Karin Laglas twijfelde of ze civiele techniek of bouwkunde zou studeren. Ze koos voor civiel, maar wordt per 1 januari de nieuwe decaan bij Bouwkunde.


Gefeliciteerd met uw benoeming. U bent de eerste vrouwelijke decaan bij de TU.

“Inderdaad. Prima. Ik moet overigens zeggen dat ik het gevoel heb dat ik gekozen ben vanwege mijn kennis en kunde. En mijn match met het profiel. En ja, ik ben ook een vrouw. Als je kijkt naar de top van de TU, dan zijn dat veel mannen. Een beetje diversiteit kan geen kwaad.”


Uit wat voor nest komt u?

“Ik kom uit een middenstandsgezin: mijn moeder had een viswinkel en mijn vader had een administratieve baan.”


Vanwaar uw fascinatie voor bouwkunde?

“Geen idee. Ik was op school vrij goed in exacte vakken. Wij woonden in een polder ten noorden van Rotterdam. Mijn vader vertelde me over de geschiedenis daarvan en dat die polder echt mensenwerk was.

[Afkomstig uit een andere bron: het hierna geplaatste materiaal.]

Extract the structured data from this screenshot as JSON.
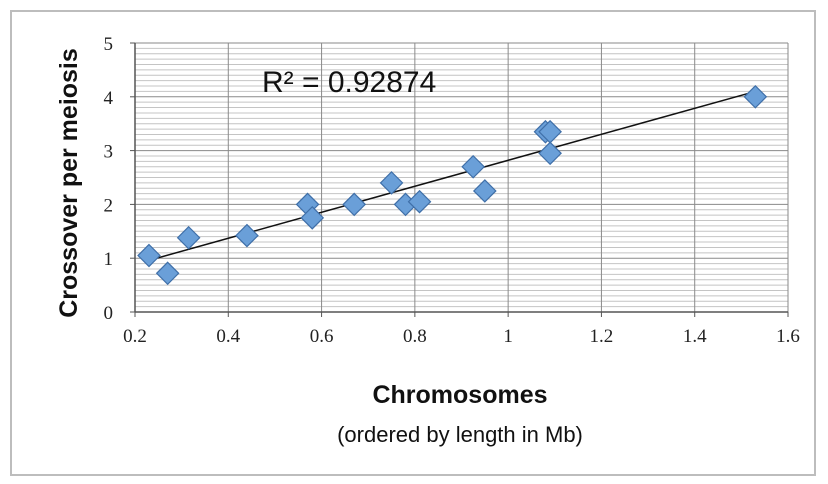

Dat vond ik fascinerend, maar of dat doorslaggevend is geweest, weet ik niet. Ik ben enig kind en mijn ouders hebben me alle kansen gegeven om me te ontplooien. Het kan best zijn dat die fascinatie bij civiele techniek gegroeid is.”


Want u bent bij de TU civiele techniek gaan studeren. Waarom geen bouwkunde?

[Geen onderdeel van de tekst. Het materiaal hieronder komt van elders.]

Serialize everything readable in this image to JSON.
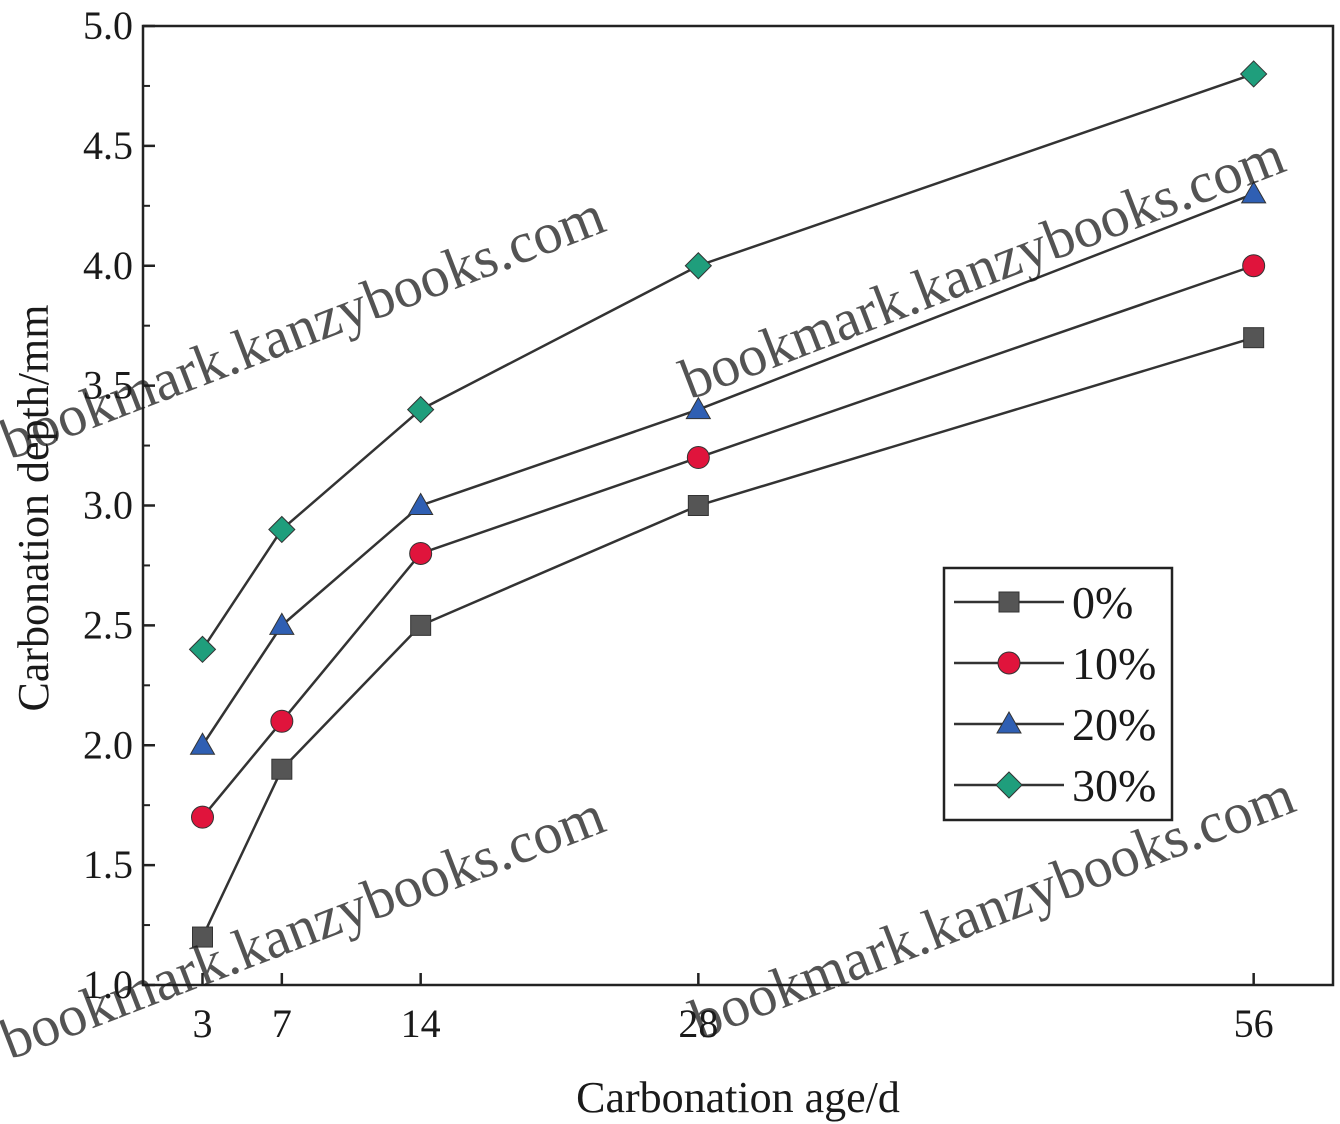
{
  "chart_data": {
    "type": "line",
    "xlabel": "Carbonation age/d",
    "ylabel": "Carbonation depth/mm",
    "x": [
      3,
      7,
      14,
      28,
      56
    ],
    "x_ticks": [
      3,
      7,
      14,
      28,
      56
    ],
    "x_tick_labels": [
      "3",
      "7",
      "14",
      "28",
      "56"
    ],
    "y_ticks": [
      1.0,
      1.5,
      2.0,
      2.5,
      3.0,
      3.5,
      4.0,
      4.5,
      5.0
    ],
    "y_tick_labels": [
      "1.0",
      "1.5",
      "2.0",
      "2.5",
      "3.0",
      "3.5",
      "4.0",
      "4.5",
      "5.0"
    ],
    "ylim": [
      1.0,
      5.0
    ],
    "grid": false,
    "legend_position": "center-right",
    "series": [
      {
        "name": "0%",
        "values": [
          1.2,
          1.9,
          2.5,
          3.0,
          3.7
        ],
        "marker": "square",
        "color": "#555555"
      },
      {
        "name": "10%",
        "values": [
          1.7,
          2.1,
          2.8,
          3.2,
          4.0
        ],
        "marker": "circle",
        "color": "#e0143c"
      },
      {
        "name": "20%",
        "values": [
          2.0,
          2.5,
          3.0,
          3.4,
          4.3
        ],
        "marker": "triangle",
        "color": "#2f5fb3"
      },
      {
        "name": "30%",
        "values": [
          2.4,
          2.9,
          3.4,
          4.0,
          4.8
        ],
        "marker": "diamond",
        "color": "#1f9e7c"
      }
    ],
    "line_color": "#333333"
  },
  "watermarks": [
    "bookmark.kanzybooks.com",
    "bookmark.kanzybooks.com",
    "bookmark.kanzybooks.com",
    "bookmark.kanzybooks.com"
  ]
}
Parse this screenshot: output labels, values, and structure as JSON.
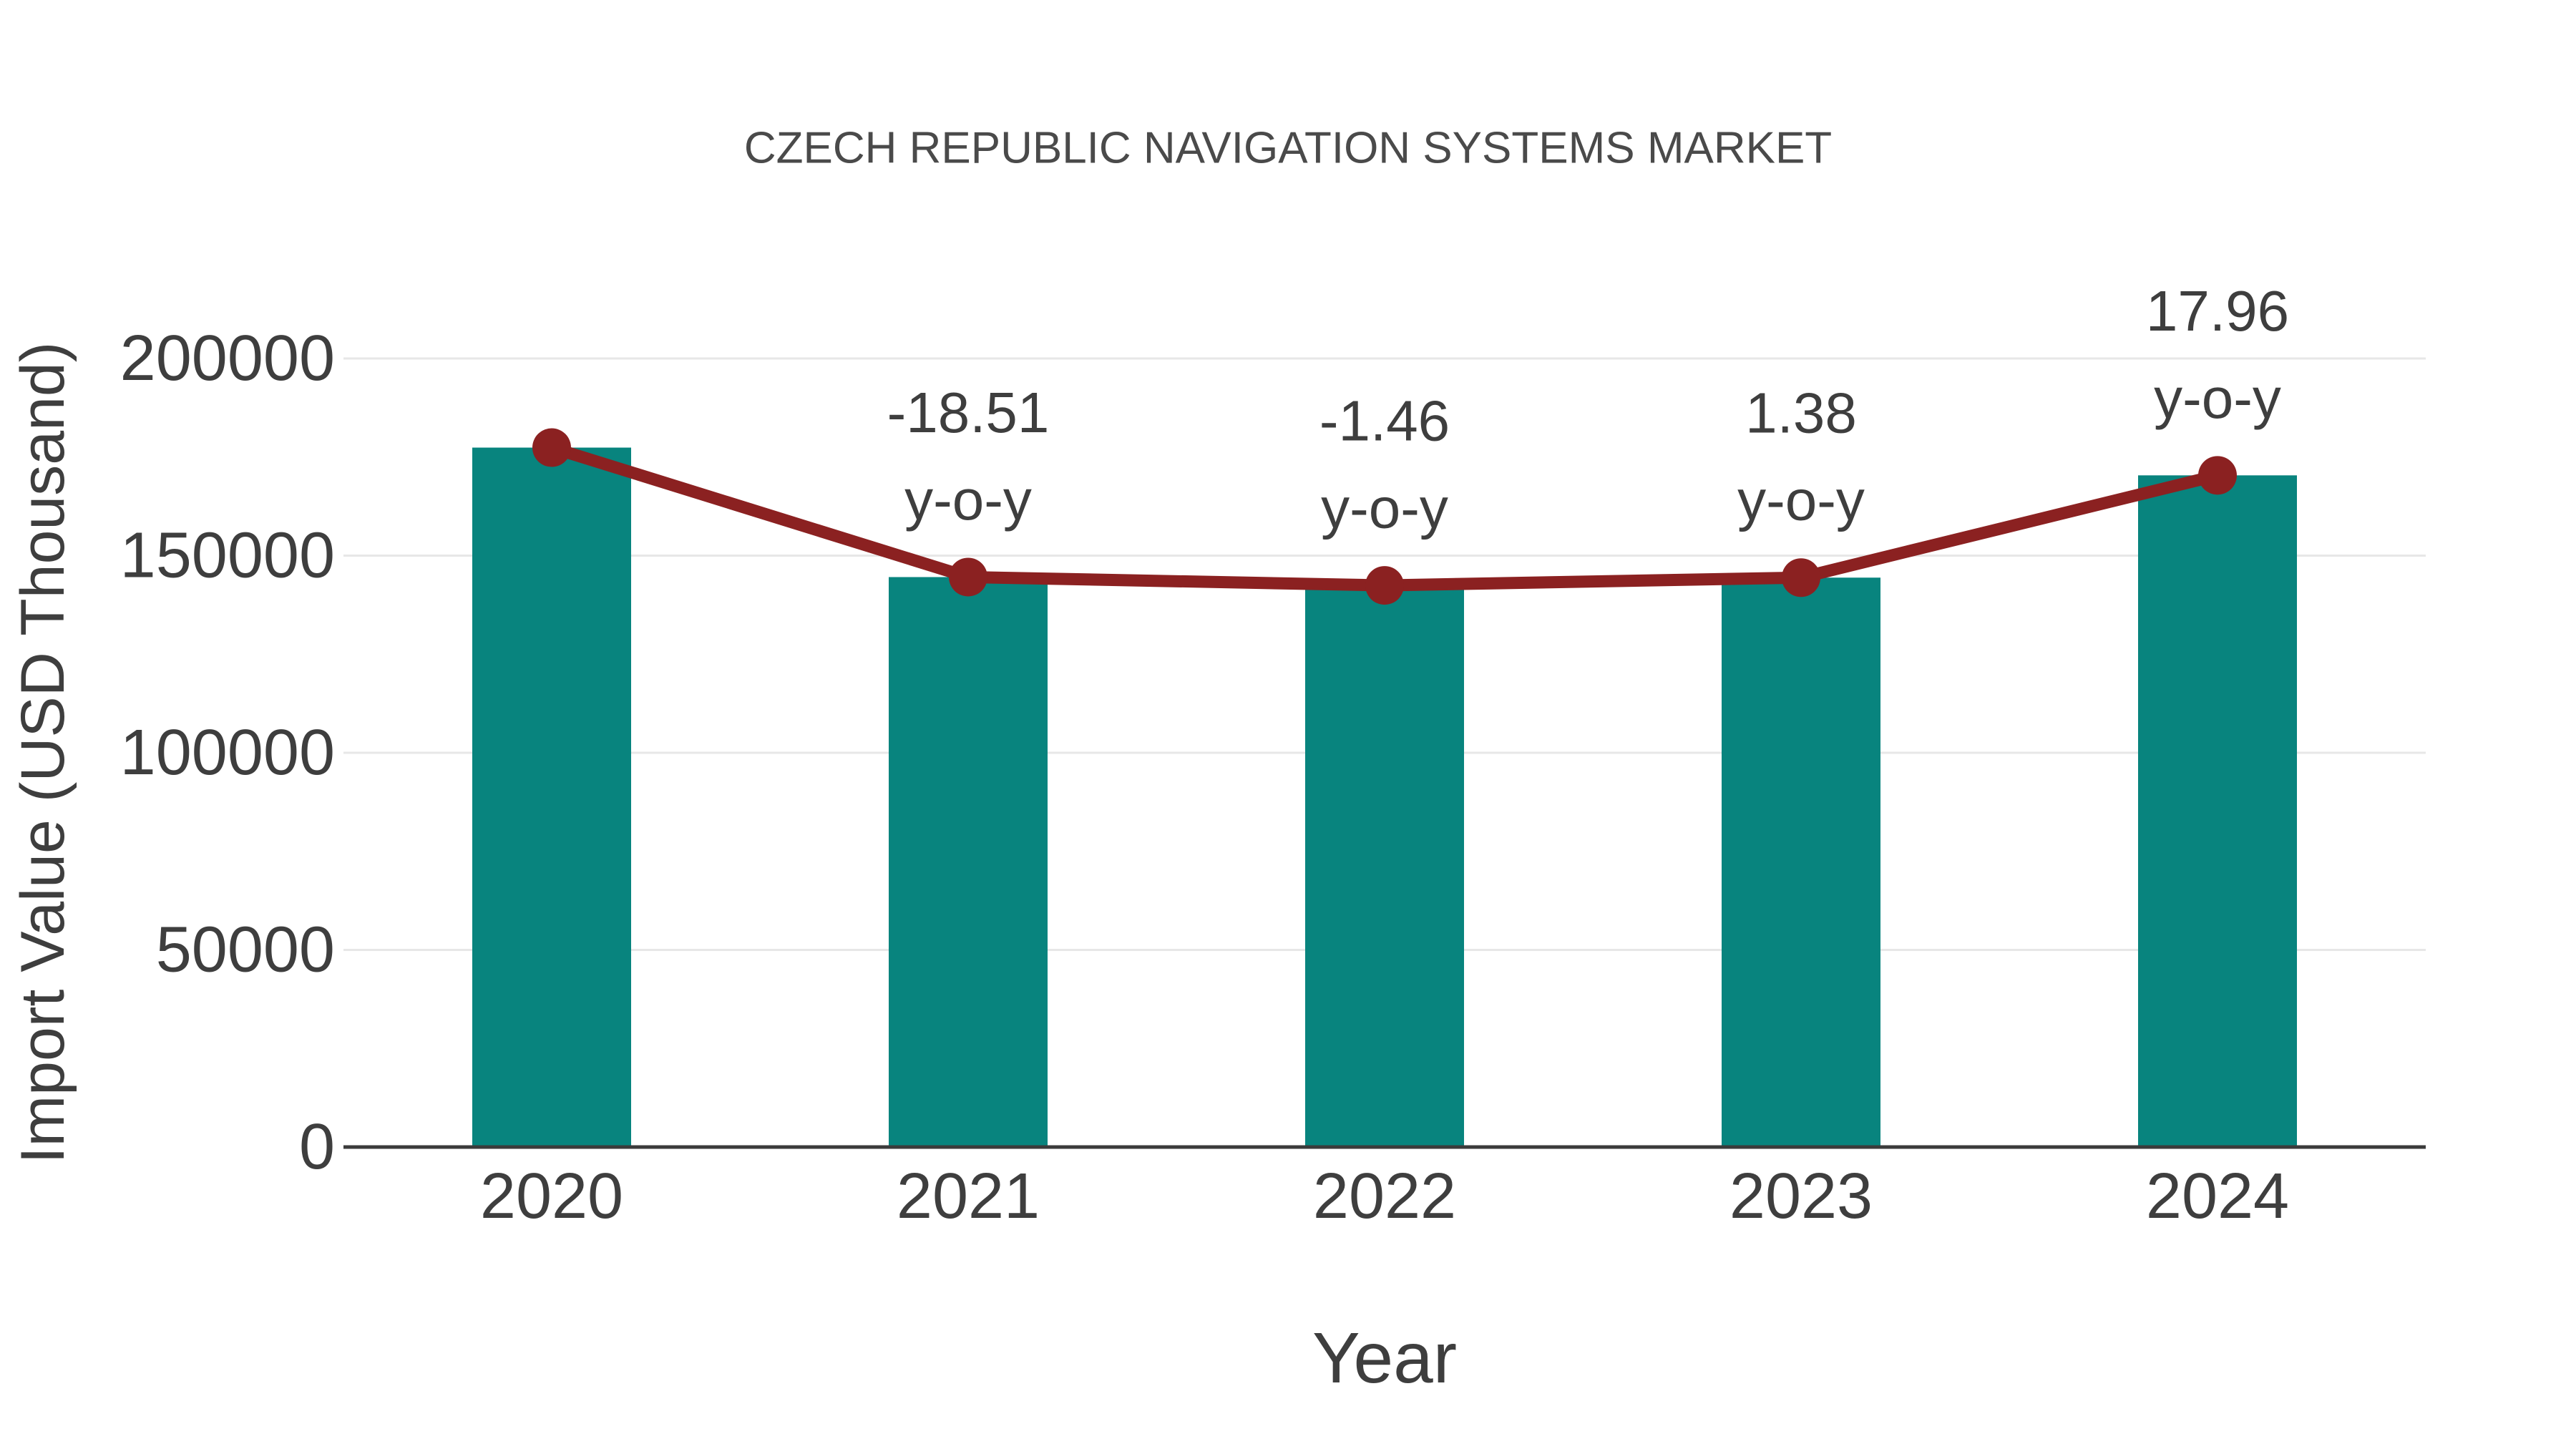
{
  "chart": {
    "title": "CZECH REPUBLIC NAVIGATION SYSTEMS MARKET",
    "xlabel": "Year",
    "ylabel": "Import Value (USD Thousand)"
  },
  "chart_data": {
    "type": "bar",
    "title": "CZECH REPUBLIC NAVIGATION SYSTEMS MARKET",
    "xlabel": "Year",
    "ylabel": "Import Value (USD Thousand)",
    "categories": [
      "2020",
      "2021",
      "2022",
      "2023",
      "2024"
    ],
    "series": [
      {
        "name": "Import Value (USD Thousand)",
        "type": "bar",
        "color": "#08847e",
        "values": [
          177400,
          144560,
          142450,
          144420,
          170360
        ]
      },
      {
        "name": "y-o-y change",
        "type": "line",
        "color": "#8b2121",
        "values": [
          177400,
          144560,
          142450,
          144420,
          170360
        ],
        "point_labels_pct": [
          null,
          -18.51,
          -1.46,
          1.38,
          17.96
        ]
      }
    ],
    "annotations": [
      {
        "category": "2021",
        "line1": "-18.51",
        "line2": "y-o-y"
      },
      {
        "category": "2022",
        "line1": "-1.46",
        "line2": "y-o-y"
      },
      {
        "category": "2023",
        "line1": "1.38",
        "line2": "y-o-y"
      },
      {
        "category": "2024",
        "line1": "17.96",
        "line2": "y-o-y"
      }
    ],
    "ylim": [
      0,
      200000
    ],
    "yticks": [
      0,
      50000,
      100000,
      150000,
      200000
    ],
    "grid": "horizontal",
    "legend": "none"
  },
  "colors": {
    "bar": "#08847e",
    "line": "#8b2121",
    "marker": "#8b2121",
    "gridline": "#e7e7e7",
    "axis_line": "#3b3b3b",
    "text": "#3e3e3e",
    "title_text": "#4a4a4a",
    "background": "#ffffff"
  }
}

“Daar heb ik toen ook wel over getwijfeld. Ik was en ben nogal van het rekenen. Ik houd van cijfers en dat vond ik toch meer terug bij civiel. Daarnaast vroeg ik mij af of ik de meer kunstzinnige kant van het ontwerpen wel in me had.”

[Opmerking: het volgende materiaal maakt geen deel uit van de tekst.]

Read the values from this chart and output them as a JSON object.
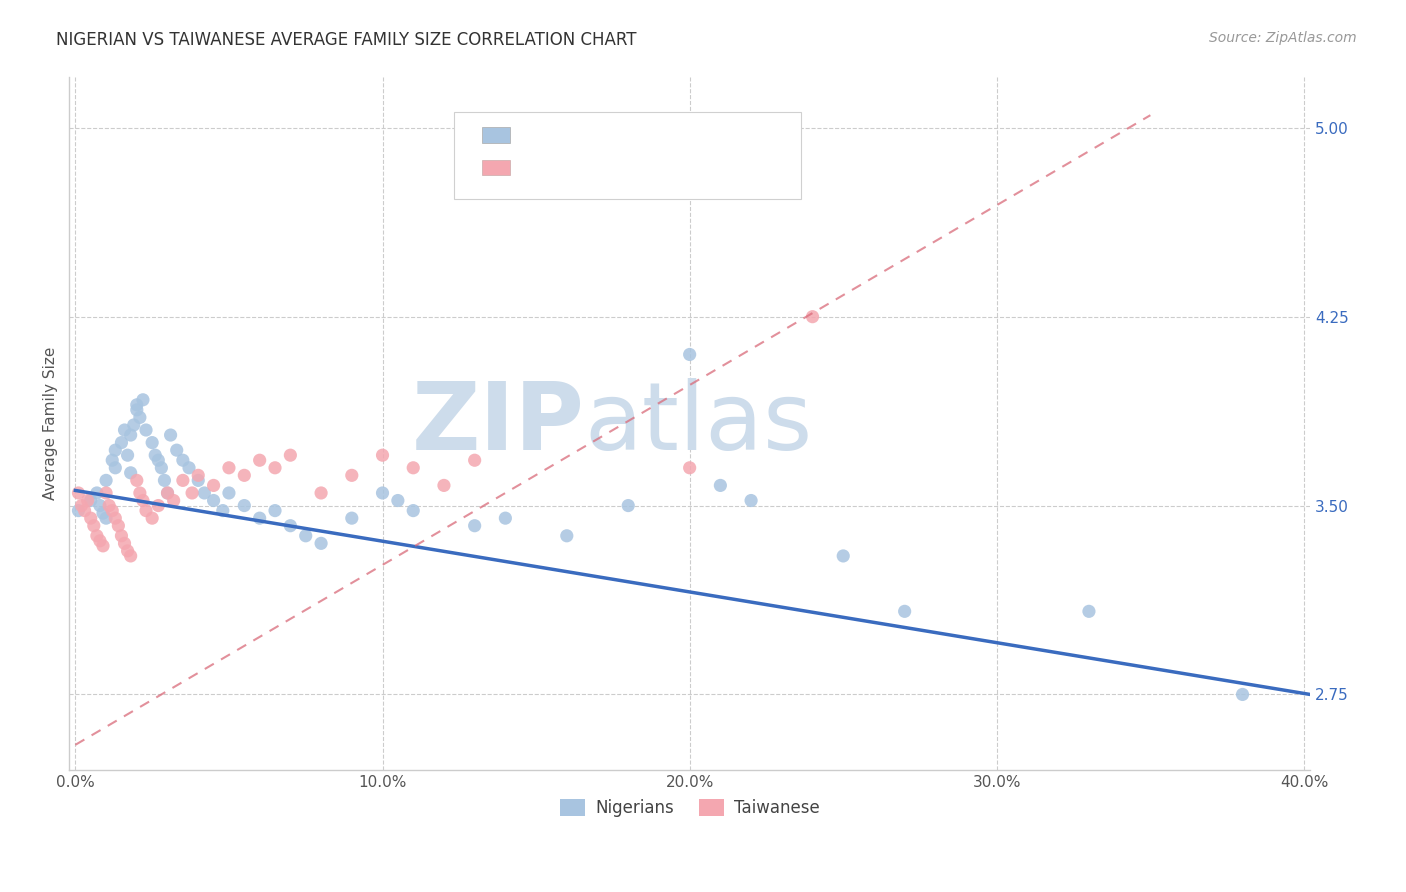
{
  "title": "NIGERIAN VS TAIWANESE AVERAGE FAMILY SIZE CORRELATION CHART",
  "source": "Source: ZipAtlas.com",
  "ylabel": "Average Family Size",
  "xlim": [
    -0.002,
    0.402
  ],
  "ylim": [
    2.45,
    5.2
  ],
  "yticks": [
    2.75,
    3.5,
    4.25,
    5.0
  ],
  "xticks": [
    0.0,
    0.1,
    0.2,
    0.3,
    0.4
  ],
  "xtick_labels": [
    "0.0%",
    "10.0%",
    "20.0%",
    "30.0%",
    "40.0%"
  ],
  "nigerian_color": "#a8c4e0",
  "taiwanese_color": "#f4a7b0",
  "nigerian_line_color": "#3a6bbf",
  "taiwanese_line_color": "#d96b7a",
  "watermark_zip": "ZIP",
  "watermark_atlas": "atlas",
  "watermark_color": "#cddceb",
  "legend_nigerian_label": "Nigerians",
  "legend_taiwanese_label": "Taiwanese",
  "nigerian_x": [
    0.001,
    0.005,
    0.007,
    0.008,
    0.009,
    0.01,
    0.01,
    0.012,
    0.013,
    0.013,
    0.015,
    0.016,
    0.017,
    0.018,
    0.018,
    0.019,
    0.02,
    0.02,
    0.021,
    0.022,
    0.023,
    0.025,
    0.026,
    0.027,
    0.028,
    0.029,
    0.03,
    0.031,
    0.033,
    0.035,
    0.037,
    0.04,
    0.042,
    0.045,
    0.048,
    0.05,
    0.055,
    0.06,
    0.065,
    0.07,
    0.075,
    0.08,
    0.09,
    0.1,
    0.105,
    0.11,
    0.13,
    0.14,
    0.16,
    0.18,
    0.2,
    0.21,
    0.22,
    0.25,
    0.27,
    0.33,
    0.38
  ],
  "nigerian_y": [
    3.48,
    3.52,
    3.55,
    3.5,
    3.47,
    3.6,
    3.45,
    3.68,
    3.72,
    3.65,
    3.75,
    3.8,
    3.7,
    3.78,
    3.63,
    3.82,
    3.9,
    3.88,
    3.85,
    3.92,
    3.8,
    3.75,
    3.7,
    3.68,
    3.65,
    3.6,
    3.55,
    3.78,
    3.72,
    3.68,
    3.65,
    3.6,
    3.55,
    3.52,
    3.48,
    3.55,
    3.5,
    3.45,
    3.48,
    3.42,
    3.38,
    3.35,
    3.45,
    3.55,
    3.52,
    3.48,
    3.42,
    3.45,
    3.38,
    3.5,
    4.1,
    3.58,
    3.52,
    3.3,
    3.08,
    3.08,
    2.75
  ],
  "taiwanese_x": [
    0.001,
    0.002,
    0.003,
    0.004,
    0.005,
    0.006,
    0.007,
    0.008,
    0.009,
    0.01,
    0.011,
    0.012,
    0.013,
    0.014,
    0.015,
    0.016,
    0.017,
    0.018,
    0.02,
    0.021,
    0.022,
    0.023,
    0.025,
    0.027,
    0.03,
    0.032,
    0.035,
    0.038,
    0.04,
    0.045,
    0.05,
    0.055,
    0.06,
    0.065,
    0.07,
    0.08,
    0.09,
    0.1,
    0.11,
    0.12,
    0.13,
    0.2,
    0.24
  ],
  "taiwanese_y": [
    3.55,
    3.5,
    3.48,
    3.52,
    3.45,
    3.42,
    3.38,
    3.36,
    3.34,
    3.55,
    3.5,
    3.48,
    3.45,
    3.42,
    3.38,
    3.35,
    3.32,
    3.3,
    3.6,
    3.55,
    3.52,
    3.48,
    3.45,
    3.5,
    3.55,
    3.52,
    3.6,
    3.55,
    3.62,
    3.58,
    3.65,
    3.62,
    3.68,
    3.65,
    3.7,
    3.55,
    3.62,
    3.7,
    3.65,
    3.58,
    3.68,
    3.65,
    4.25
  ],
  "nigerian_line_x0": 0.0,
  "nigerian_line_x1": 0.402,
  "nigerian_line_y0": 3.56,
  "nigerian_line_y1": 2.75,
  "taiwanese_line_x0": 0.0,
  "taiwanese_line_x1": 0.35,
  "taiwanese_line_y0": 2.55,
  "taiwanese_line_y1": 5.05
}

Maar uiteindelijk belandde u in de architectuur.

“Grappig hè. Ik heb natuurlijk niet voor niks zitten twijfelen. Dus ik heb me altijd aangetrokken gevoeld tot de wereld van de gebouwde omgeving. Mijn afstudeerwerk leunde sterk tegen vormgeving aan. Ik heb ook veel vakken bij bouwkunde gedaan. Bij mijn eerste baan bij Twynstra Gudde ben ik gaan werken in het vormgeven aan de gebouwde omgeving. Eerst meer vanuit projectmanagement. Daarna ben ik opgeschoven naar bedrijfsmanagement. Dat werken aan die gebouwde omgeving past erg goed bij me en vind ik interessant. Ik heb veel samengewerkt met ruimtelijk ontwerpers, architecten en stedenbouwkundige. Zo is het gekomen.”


En nu bent u terug in Delft. Uw voorganger Wytze Patijn zei in september dat Bouwkunde in 2014 vijf miljoen euro minder zal krijgen en dat dit dertig tot veertig fulltime banen kan schelen. “Het college van bestuur wil het grootste deel al in de begroting van 2011 gerealiseerd hebben”, zei Patijn. “Het is een bijna onmogelijke taak om in zo’n korte tijd zoveel te bezuinigen.” Schrikt dat af?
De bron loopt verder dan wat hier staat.